Mothership
- Screenshot of Mothership.sg on 30 September 2024
- Website type: Digital media company
- Available in: English
- Headquarters: Singapore
- Owner: Bridgewater Holdings Pte Ltd
- Editor: Martino Tan
- Subsidiaries: Babelfish
- Website: mothership.sg
- Commercial: Yes
- Registration: None
- Launched: February 2014
- Current status: Active

= Mothership (website) =

Singaporean media company

Mothership is a digital media company that operates in Singapore. It was founded in August 2013 and its website officially launched in February 2014.

== History ==
Mothership was started in 2013 as a socio-political blog for young Singaporeans. The timing of its conception coincided with a period of political and social change in Singapore following the watershed elections of 2011. Mothership's "48 reasons why you still feel for Singapore" was published in August 2013 when the site was in beta. It crashed their servers for two hours after being shared widely.

In February 2014, the website was officially launched. It was funded by social enterprise Project Fishermen, which is chaired by former senior civil servant, Philip Yeo. Former foreign minister of Singapore, George Yeo, is its non-executive advisor.

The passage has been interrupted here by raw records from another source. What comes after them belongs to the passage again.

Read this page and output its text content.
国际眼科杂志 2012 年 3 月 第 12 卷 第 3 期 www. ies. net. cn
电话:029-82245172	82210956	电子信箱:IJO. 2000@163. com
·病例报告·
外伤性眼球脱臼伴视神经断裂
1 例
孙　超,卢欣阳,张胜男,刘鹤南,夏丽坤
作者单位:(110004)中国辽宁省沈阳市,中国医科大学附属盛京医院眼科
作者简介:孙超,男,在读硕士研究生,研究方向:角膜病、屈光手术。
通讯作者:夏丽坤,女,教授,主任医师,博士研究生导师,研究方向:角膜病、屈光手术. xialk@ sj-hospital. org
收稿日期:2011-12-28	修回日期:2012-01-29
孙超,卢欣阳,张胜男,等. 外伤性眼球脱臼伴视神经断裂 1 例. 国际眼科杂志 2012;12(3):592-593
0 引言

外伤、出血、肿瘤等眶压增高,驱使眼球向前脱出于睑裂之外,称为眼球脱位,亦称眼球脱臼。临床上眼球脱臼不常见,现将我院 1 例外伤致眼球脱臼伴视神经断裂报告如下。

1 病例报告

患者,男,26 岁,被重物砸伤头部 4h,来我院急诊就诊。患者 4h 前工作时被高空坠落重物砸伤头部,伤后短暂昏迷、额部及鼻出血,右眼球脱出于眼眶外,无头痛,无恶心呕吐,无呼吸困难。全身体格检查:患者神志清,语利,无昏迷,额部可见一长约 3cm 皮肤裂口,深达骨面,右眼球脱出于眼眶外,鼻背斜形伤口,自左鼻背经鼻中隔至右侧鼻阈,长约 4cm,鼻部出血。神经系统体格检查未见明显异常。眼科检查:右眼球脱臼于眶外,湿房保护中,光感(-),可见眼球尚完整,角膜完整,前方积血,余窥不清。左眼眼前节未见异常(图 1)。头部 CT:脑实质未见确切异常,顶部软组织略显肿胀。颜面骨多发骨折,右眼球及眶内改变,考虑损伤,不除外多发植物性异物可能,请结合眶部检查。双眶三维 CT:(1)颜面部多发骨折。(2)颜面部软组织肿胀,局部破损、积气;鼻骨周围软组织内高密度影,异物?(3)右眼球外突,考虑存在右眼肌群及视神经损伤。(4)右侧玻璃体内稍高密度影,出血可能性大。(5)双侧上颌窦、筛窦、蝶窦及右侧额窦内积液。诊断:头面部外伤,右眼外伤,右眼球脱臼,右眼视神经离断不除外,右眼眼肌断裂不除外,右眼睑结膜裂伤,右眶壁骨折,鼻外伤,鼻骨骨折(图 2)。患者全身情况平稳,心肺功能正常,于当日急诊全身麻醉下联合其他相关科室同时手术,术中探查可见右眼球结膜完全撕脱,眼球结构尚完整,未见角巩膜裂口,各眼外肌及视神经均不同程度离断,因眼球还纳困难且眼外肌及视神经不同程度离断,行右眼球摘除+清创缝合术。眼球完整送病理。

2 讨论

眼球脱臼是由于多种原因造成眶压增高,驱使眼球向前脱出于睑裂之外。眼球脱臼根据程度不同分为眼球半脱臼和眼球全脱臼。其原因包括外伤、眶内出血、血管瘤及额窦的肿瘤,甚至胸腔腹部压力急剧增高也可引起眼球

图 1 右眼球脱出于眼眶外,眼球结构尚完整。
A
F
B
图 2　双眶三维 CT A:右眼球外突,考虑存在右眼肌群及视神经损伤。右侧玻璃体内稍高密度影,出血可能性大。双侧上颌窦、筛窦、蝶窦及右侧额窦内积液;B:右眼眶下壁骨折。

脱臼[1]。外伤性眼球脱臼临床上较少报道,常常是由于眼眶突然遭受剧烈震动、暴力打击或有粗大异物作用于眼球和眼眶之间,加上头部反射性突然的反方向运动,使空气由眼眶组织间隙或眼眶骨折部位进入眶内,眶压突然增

On 2 April 2014, the website registered for a class license issued under the Broadcasting Act. After the Media Development Authority had introduced a new framework for websites with local news content in 2013, the website sought MDA for advice if it should be licensed under the framework as well. In 2015, the website was told by MDA that it met the threshold that requires the website to be registered. As part of the requirements, the website had to put up a performance bond.

In 2016, Mothership was incorporated as Bridgewater Holdings Pte Ltd. This was done to change its funding structure from being supported by a social enterprise to a fully commercial media business.

In 2017, Mothership rebranded itself.

In 2019, Mothership’s application for press accreditation was approved by the Ministry of Communications and Information. This meant that it would have access to government information, news, and events. However, the press accreditation has been temporarily revoked, 6 months each, twice for breaking press embargo, once in 2022, and once in 2023.

In 2022, Mothership launched a creative space called "Matchbox".

== Reception ==
In 2021, the Reuters Institute for the Study of Journalism issued a Digital News Report, writing that Mothership was used by 42% of Singapore's population.

In the 2023 edition of the study, Mothership emerged as the most used online news source in Singapore, surpassing mainstream competitors CNA and The Straits Times.

== Incidents ==

=== Plagiarism ===
In 2019, Mothership was caught copying content from Today without giving attribution. The content was amended to include an attribution and was subsequently removed.

=== Lin Lin ===
On 19 September 2023, Mothership reported on a Singapore-based Chinese influencer, Lin Lin, and misreported that she was a "tourist from China" when she had been living in Singapore for eight years and had been creating "helpful" content about life in Singapore. After the inaccurate article was published, Lin Lin became the subject of inappropriate comments, which she said was affecting her private life. Her private requests to Mothership for amendments were largely ignored. Mothership then changed its headline to replace "tourist" with "woman", of which Lin Lin viewed as "a deliberate attempt at causing controversy". She publicly requested for Mothership to take down the "false content" and issue a public apology in a video rant, after which Mothership apologised in an editor's note on the article, and amended their article while taking down the accompanying Instagram post.

Subsequently, Mothership and Lin Lin published a public statement saying that Lin Lin has accepted Mothership’s apology and hopes to move on from the matter.

=== Breaking of embargo ===
On 18 February 2022, Mothership published an infographic on the Goods and Services Tax hike ahead of a press embargo. As a result, the site had its government press accreditation suspended for six months after an appeal was submitted to the Ministry of Communications and Information, thus losing access to press conferences and media briefings held by government agencies.

On 29 September 2023, its government press accreditation was suspended for breaking embargo on an impending hike on water usage charges in Singapore, with a member of its editorial team breaching the safeguards put in place after the previous break of embargo. The suspension was lifted in March 2024.